After Hidalgo was killed, Kemp said the entire “military family” — including soldiers from Hidalgo’s unit — have reached out to check on her to make sure she is doing well.
“The military community has welcomed me so much in these past seven years,” she said.
Kemp said another extremely emotional moment came when Hidalgo’s family sent her a package that included all the letters she had written to their son. Kemp said the package also contained a sealed, addressed letter to her from Hidalgo that he never had a chance to mail.
“So it was this incredible gift to get months later … this letter that I didn’t even know existed,” she said.
Kemp said it was incredible to meet the entire Hidalgo family and all of Hidalgo’s friends while participating in the annual Soldier’s Marathon at Fort Benning, Ga., as a way to honor him.
“It was an amazing experience,” Kemp said.
Kemp said she feels honored that her story was one of 101 chosen for the “Military Families” book.
“I am happy that more people will come to know the great man that I knew,” she added.
Kemp was a recruiter for Marshall University for over two years following her graduation.
She said after becoming a bit bored of her work as a recruiter, she decided to look into doing public relations work for a nonprofit, something she had been interested in since her high school days when she decided to get involved with a fundraiser following the loss of a classmate.

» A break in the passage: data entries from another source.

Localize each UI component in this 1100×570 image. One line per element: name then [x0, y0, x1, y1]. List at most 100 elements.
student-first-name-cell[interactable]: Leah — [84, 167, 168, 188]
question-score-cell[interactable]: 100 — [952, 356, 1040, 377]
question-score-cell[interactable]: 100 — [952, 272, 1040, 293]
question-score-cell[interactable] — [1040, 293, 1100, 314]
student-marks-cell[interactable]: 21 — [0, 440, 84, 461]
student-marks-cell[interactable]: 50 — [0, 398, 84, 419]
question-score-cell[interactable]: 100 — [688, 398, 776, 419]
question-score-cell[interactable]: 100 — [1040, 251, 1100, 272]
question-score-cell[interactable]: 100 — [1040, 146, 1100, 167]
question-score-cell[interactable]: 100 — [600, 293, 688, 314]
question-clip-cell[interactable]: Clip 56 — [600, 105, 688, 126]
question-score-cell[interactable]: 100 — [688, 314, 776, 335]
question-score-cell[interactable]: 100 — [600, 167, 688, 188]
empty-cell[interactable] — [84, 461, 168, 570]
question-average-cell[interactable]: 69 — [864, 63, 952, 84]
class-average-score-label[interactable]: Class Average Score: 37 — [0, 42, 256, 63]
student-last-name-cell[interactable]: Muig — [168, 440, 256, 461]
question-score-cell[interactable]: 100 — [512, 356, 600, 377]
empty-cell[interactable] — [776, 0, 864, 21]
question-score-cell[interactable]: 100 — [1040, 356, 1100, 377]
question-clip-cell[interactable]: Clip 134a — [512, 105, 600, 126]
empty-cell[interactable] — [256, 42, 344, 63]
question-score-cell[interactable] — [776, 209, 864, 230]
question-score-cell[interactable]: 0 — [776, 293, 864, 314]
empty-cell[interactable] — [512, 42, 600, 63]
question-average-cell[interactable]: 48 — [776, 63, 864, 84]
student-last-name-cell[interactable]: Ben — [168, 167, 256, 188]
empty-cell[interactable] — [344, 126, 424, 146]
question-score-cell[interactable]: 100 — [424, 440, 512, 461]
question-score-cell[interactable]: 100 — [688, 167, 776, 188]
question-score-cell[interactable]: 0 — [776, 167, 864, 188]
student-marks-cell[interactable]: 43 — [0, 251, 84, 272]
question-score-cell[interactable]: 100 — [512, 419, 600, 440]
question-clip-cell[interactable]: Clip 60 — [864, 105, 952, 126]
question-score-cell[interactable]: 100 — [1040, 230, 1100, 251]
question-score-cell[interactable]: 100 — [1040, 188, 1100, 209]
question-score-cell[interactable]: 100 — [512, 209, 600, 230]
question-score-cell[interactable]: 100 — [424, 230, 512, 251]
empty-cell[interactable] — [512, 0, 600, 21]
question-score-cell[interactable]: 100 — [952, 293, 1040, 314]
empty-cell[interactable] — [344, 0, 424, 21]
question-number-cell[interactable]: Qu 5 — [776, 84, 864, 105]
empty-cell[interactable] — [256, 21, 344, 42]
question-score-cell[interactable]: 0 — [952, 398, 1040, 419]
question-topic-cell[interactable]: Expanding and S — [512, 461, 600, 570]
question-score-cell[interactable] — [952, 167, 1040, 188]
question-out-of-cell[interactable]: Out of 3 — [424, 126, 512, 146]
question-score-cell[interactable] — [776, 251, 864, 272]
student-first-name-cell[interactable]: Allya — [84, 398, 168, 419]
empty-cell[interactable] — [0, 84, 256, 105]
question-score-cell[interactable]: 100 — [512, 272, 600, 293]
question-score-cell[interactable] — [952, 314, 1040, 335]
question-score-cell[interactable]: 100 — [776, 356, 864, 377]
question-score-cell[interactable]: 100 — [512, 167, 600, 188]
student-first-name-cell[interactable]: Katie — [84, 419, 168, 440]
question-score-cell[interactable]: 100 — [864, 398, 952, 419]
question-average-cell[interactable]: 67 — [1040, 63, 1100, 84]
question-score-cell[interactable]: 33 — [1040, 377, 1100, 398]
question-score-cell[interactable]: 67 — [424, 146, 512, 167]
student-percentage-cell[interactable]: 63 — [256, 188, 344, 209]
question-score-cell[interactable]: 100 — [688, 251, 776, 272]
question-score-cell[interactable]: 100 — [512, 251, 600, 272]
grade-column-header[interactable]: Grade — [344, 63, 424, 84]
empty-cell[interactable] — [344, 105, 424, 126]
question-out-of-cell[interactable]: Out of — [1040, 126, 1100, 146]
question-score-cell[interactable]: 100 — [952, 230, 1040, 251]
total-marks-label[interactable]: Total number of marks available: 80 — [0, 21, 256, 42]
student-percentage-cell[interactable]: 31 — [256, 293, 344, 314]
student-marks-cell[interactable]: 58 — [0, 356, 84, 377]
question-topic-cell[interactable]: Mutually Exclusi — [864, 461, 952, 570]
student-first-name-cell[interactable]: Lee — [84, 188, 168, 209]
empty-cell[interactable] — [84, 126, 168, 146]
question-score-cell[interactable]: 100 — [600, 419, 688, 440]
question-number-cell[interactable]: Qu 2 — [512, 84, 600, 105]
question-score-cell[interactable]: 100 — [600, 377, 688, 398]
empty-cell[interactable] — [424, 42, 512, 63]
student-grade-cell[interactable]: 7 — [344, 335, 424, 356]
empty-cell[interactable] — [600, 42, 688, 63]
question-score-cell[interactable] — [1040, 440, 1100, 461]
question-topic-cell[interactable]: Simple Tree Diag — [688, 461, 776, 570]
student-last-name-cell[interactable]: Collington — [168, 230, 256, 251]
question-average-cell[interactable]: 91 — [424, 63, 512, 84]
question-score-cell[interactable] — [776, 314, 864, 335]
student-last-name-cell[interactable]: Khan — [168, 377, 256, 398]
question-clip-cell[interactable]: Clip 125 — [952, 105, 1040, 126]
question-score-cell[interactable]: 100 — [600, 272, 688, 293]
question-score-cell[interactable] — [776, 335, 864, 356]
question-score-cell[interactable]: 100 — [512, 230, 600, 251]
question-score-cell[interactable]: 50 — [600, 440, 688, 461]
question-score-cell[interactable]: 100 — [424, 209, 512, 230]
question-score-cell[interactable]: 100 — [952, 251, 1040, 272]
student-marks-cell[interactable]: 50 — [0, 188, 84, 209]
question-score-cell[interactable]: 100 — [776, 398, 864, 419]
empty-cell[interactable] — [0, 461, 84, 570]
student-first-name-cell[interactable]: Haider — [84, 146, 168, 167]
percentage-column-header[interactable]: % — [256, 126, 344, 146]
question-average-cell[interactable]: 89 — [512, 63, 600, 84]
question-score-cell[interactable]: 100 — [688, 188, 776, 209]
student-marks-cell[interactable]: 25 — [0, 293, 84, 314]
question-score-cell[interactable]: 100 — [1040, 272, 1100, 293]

She said the woman who helped organize the event worked for the Red Cross.
“I just thought she had the coolest job … how amazing it would be to work for an organization that you knew was making a difference in people’s lives,” Kemp said. “I was so proud of us as a class, that we were able to raise money to put these (automated external defibrillators) in high schools and honor our friend.”
Kemp said it was that early experience that has really stuck with her throughout her career. She said another high school experience had an influence on her decision to work abroad, when a trip to France was canceled following the events of Sept. 11, 2001.
Kemp said her French teacher told the students, ‘There’s going to be another chance for you to travel abroad. I promise you that, and I want you to take it. If you are offered another chance to go — go,'” Kemp said.
Kemp said she was still working as a recruiter and looking for a career shift when she just happened to see a television commercial about the USO.
She said two months after applying for a position, she found herself working for the USO in Kandahar. She worked there for 21 months before moving back to the United States in 2012 and going on to work as manager of volunteer operations at the USO Headquarters in Washington, D.C.
After four years in the nation’s capital, she transferred to Stuttgart, Germany as USO center manager earlier this year.